Può darsi che la mia sia solo un’impressione. Ma mi pare proprio che questo settantesimo anniversario della Liberazione sia stato celebrato in una maniera giusta, appropriata, partecipata e non retorica. Una cosa che non accadeva da anni, forse il miglior anniversario che io ricordi. Che cosa abbia determinato questo improvviso miglioramento, non saprei dirlo con certezza. Forse un fatto anagrafico, per cui a settant’anni si ottiene tutti di solito una naturale saggezza? O forse un fatto politico, la presenza di un capo dello stato capace di dire poche ma chiare, illuminanti parole? Difficile dirlo, sta di fatto che il clima culturale attorno al 25 aprile è cambiato.

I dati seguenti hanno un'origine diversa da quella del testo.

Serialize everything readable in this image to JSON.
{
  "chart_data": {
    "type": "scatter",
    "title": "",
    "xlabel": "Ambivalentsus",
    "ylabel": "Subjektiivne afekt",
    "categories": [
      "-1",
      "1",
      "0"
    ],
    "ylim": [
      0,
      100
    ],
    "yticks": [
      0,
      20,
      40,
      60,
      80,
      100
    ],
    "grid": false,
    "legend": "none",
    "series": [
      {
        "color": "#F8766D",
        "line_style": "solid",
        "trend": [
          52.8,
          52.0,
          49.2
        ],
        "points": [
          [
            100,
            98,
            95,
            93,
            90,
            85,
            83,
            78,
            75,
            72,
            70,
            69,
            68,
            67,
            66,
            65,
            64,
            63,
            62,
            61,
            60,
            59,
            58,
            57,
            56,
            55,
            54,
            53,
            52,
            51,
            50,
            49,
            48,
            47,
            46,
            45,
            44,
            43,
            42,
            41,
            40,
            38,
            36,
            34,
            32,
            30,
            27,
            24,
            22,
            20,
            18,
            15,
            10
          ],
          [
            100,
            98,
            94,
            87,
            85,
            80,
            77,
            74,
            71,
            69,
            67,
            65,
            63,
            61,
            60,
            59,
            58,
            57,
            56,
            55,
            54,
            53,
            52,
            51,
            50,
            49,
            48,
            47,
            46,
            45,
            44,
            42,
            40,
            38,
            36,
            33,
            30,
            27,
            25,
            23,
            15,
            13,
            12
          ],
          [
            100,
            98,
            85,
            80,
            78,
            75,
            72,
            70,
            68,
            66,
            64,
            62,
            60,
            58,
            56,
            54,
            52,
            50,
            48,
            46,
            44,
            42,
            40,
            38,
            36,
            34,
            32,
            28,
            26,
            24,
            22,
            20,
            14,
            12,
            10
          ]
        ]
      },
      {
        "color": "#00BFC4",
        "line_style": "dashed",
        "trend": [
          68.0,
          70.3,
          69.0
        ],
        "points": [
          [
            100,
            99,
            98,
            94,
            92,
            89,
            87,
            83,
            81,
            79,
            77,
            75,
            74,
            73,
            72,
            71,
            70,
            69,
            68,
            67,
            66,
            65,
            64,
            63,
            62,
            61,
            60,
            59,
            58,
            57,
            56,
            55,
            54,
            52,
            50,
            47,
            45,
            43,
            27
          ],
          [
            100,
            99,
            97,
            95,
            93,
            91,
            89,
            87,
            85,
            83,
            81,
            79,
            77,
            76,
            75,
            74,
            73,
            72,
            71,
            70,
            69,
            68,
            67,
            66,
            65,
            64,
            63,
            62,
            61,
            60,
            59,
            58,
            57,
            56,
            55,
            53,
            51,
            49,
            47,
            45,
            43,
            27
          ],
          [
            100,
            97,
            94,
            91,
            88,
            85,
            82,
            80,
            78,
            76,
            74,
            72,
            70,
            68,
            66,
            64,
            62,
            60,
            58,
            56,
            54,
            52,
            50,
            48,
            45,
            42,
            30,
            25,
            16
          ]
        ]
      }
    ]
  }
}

Sono sparite quasi di colpo e quasi del tutto le varie scemenze cosiddette revisionistiche che affioravano negli anni scorsa in vista della celebrazione. Nessuno ha ripreso la tiritera dei morti che sono tutti uguali, cosa ovvia se riferita alla pietà del dopo, ma che non può valere, come qualcuno avrebbe voluto, per il prima, per chi combatteva a difesa del nazismo e per chi combatteva per abbatterlo. Nessuno si è più sognato di lanciare la proposta di trasformare la festa della Liberazione dal nazifascismo in una generica festa della libertà da tutte le oppressioni, come qualche bello spirito aveva pensato di fare qualche anno fa.
Alla buona riuscita della ricorrenza hanno contribuito in molti. I giornali hanno offerto pagine di rievocazione non banali, testimonianze originali, letture di una certa profondità. Non è potuta mancare in questa tendenza positiva qualche eccezione nei quotidiani “di destra” ancora alla ricerca di polemiche, di rivelazioni clamorose basate sul nulla. Ma sono apparse, questa volta, in tutto il loro anacronismo, velleitari esercizi di un revisionismo irriducibile che sembra più appartenere alla mania ossessiva che alla ricerca storica, un arroccamento all’interno di uno spazio immaginario chiuso che assomiglia sempre più al ridotto della Valtellina. Ma ancor più che dalla stampa, la lieta sorpresa è arrivata dalla televisione, proprio la famigerata televisione. Su varie reti, soprattutto tematiche, Rai movie, Iris, Sky cinema, è partita fin dal lunedì precedente una sorta di maratona cinematografica resistenziale. Lasciate in soffitta le fiction pasticciate sulle foibe o sul Sangue dei vinti che andavano di moda qualche anno fa, siamo così tornati a goderci la grande tradizione del cinema italiano civile, quello antico dei Lizzani e dei Vancini e quello più recente e non meno importante di Chiesa e Luchetti.
Addirittura Iris ha mandato in onda il film di prima serata preceduto da un’introduzione e seguito da un commento: una vecchia sana abitudine della buona televisione che si era perduta nella notte dei tempi. Il tutto si è concluso con una prima serata dedicata da Rai3 alla versione restaurata dalla Cineteca di Bologna di Roma città aperta, la stessa pellicola proposta negli stessi giorni nelle sale di tante città, così da colmare, per una volta, quel distacco tra la vita culturale del paese e una televisione chiusa nel suo mondo di cartapesta.
La sera del 25, poi, il gran finale, il programma di Fazio e compagnia in diretta dalla piazza del Quirinale e da vari altri luoghi simbolici. Ora è fin troppo presto per addentrarci, sull’onda delle grandi emozioni, dei brividi che ci ha dato, nell’analisi di un lavoro che non ho difficoltà a definire sublime, che ha scritto una pagina che entra direttamente nella storia della televisione. Piuttosto, visti gli esiti eccellenti sul piano dell’audience, vale la pena di porsi una domanda. La famosa, ormai cronica difficoltà dei sabati sera di Rai1, perennemente schiacciato dai tanto seguiti e altrettanto insopportabili prodotti di Maria De Filippi, non si può forse superare opponendo programmi di taglio completamente diverso, lontani dal pop e dal trash, non dico quello irripetibile del 25 aprile, ma qualcosa di simile, qualcosa con quello stesso profilo alto?
Un ultimo dato, per completezza di cronaca. Mentre su Rai1 andava in onda Fazio, anche Retequattro proponeva una rilettura giornalistica del 25 aprile dignitosa e interessante, opera di Paolo Del Debbio.
Insomma, sembra incredibile, ma quest’anno il 25 aprile ha fatto un mezzo miracolo, dando respiro e qualità a una televisione che da qualche tempo era in grande affanno. E pensare che solo qualche anno fa c’era qualcuno che lo voleva abolire, il 25 aprile.